When Malta became independent in 1964, the powers that be chose as their motto for the nation: Virtute in Constantia. The virtues of courage and constancy were blazoned under our national coat of arms. Somewhere along the line, these ideals were lost.

Virtue as a form of government has been relegated to the hustings and it would do it great justice to revisit it. Aristotle, the father of virtue theory, used to say that man will never be happy with money, sex or power. What makes a man happy, Aristotle tells us, is seeking to do good. Seeking the virtues.

He put forward a number of these virtues, many of which are virtues of the character like temperance, courage and justice, while others, like wisdom and prudence, are virtues of the intellect. Without seeking to do good, man cannot be happy.

Later on, 1,000 years later, the same sentiments were aroused again by the scholastics, 2,000 years later, again modern philosophers revisit Aristotle.

Alisdaire McIntyre and Gertrude Elizabeth Anscombe set up the theory of ethics by the name of virtue ethics. We become the choices we make in life.

We become men/women for others in doing good to others in the community and we thus become good persons or we choose vice over virtue and we become vicious, bad persons.

Ultimately, we become the nation we choose to become- Michael Asciak

We are seeing before our eyes the daily unearthing of misappropriation of public funds, mismanagement and corruption of a magnitude we have never experienced or witnessed before.

The personal greed for money, lavish living, graft and licentiousness, all creamed off the misgovernment of the nation and public funds, have become the order of the day.

Alliances with criminals, cavorting with undesirables, the subjugation of all that is good in the name of personal aggrandisement and folly.

The perversion of justice on a daily basis and, finally, as all vice pointedly descends to, the taking of a human being’s life when it stands between us and the vices we now adore.

We have now seen it all. The graft was a pointedly organised and an effective piece of business orchestrated by the wrong people in the right places.

Hail the king, hail money, hail electoral victory.

The failure we see before us is a failure of the Labour government in power over these last eight years but is also a failure of many of us as well. As we sought to objectify vice and the pursuit of the root of all evil, many chose to turn a blind eye to virtue.

Our excessive zeal for money, for power, for the fancied fruits of our dreams, which in moderation deliver virtue, proved to be the deathbed of virtue and turned out to deliver vitriol.

Now we must return to moderation. We must return to the love of virtue. This should be a national pursuance, a national temperance, a national justice, a national courage.

It must be, above all, a national common sense or guiding prudence. It is time for the good people at large and in all political parties to stand up and seek it out. To show no fear or favour in applying it.

Whether in parliament, in the executive, in the law courts, it was never as necessary more than today to establish virtue. To seek it out too in our daily lives at the place of work where, too often, it is scorned in favour of the darker alternatives.

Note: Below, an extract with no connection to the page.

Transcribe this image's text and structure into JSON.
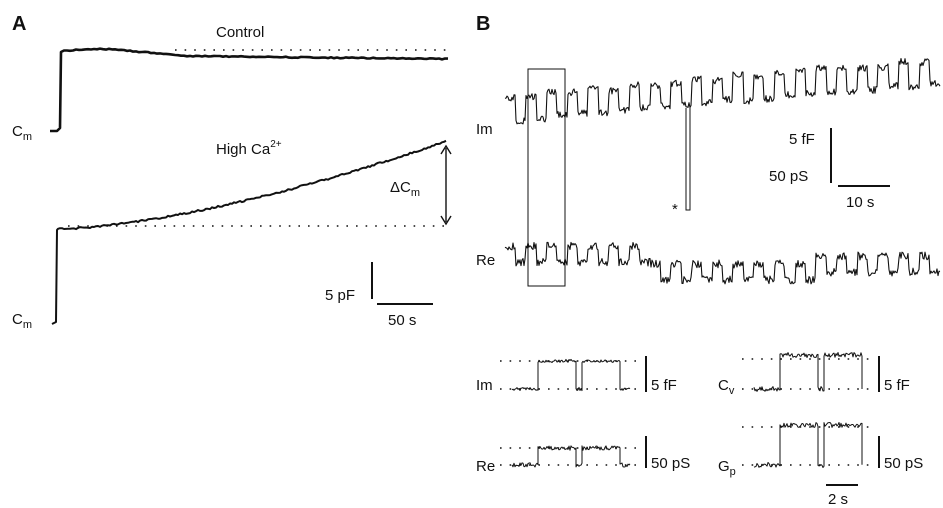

At the end of the day, to thine own self be true. Grow a spine, reject vice, break off from those who have shown to idolise it, remove those who have wrongly and unjustly bent over to lick the founts of indecency, lewdness, lust, offence, perversion, crime, scandal and trespass.

Break with vice, promote those who seek good, character, ethic, merit, righteousness, faith, hope and, ultimately, charity.

Too often in life have I seen the former elevated as an alias for shrewdness and the latter suppressed for perceived temerity.

We become the nation we choose to be. We become the nation of the virtues or the vices we seek out. Ultimately, we become the nation we choose to become.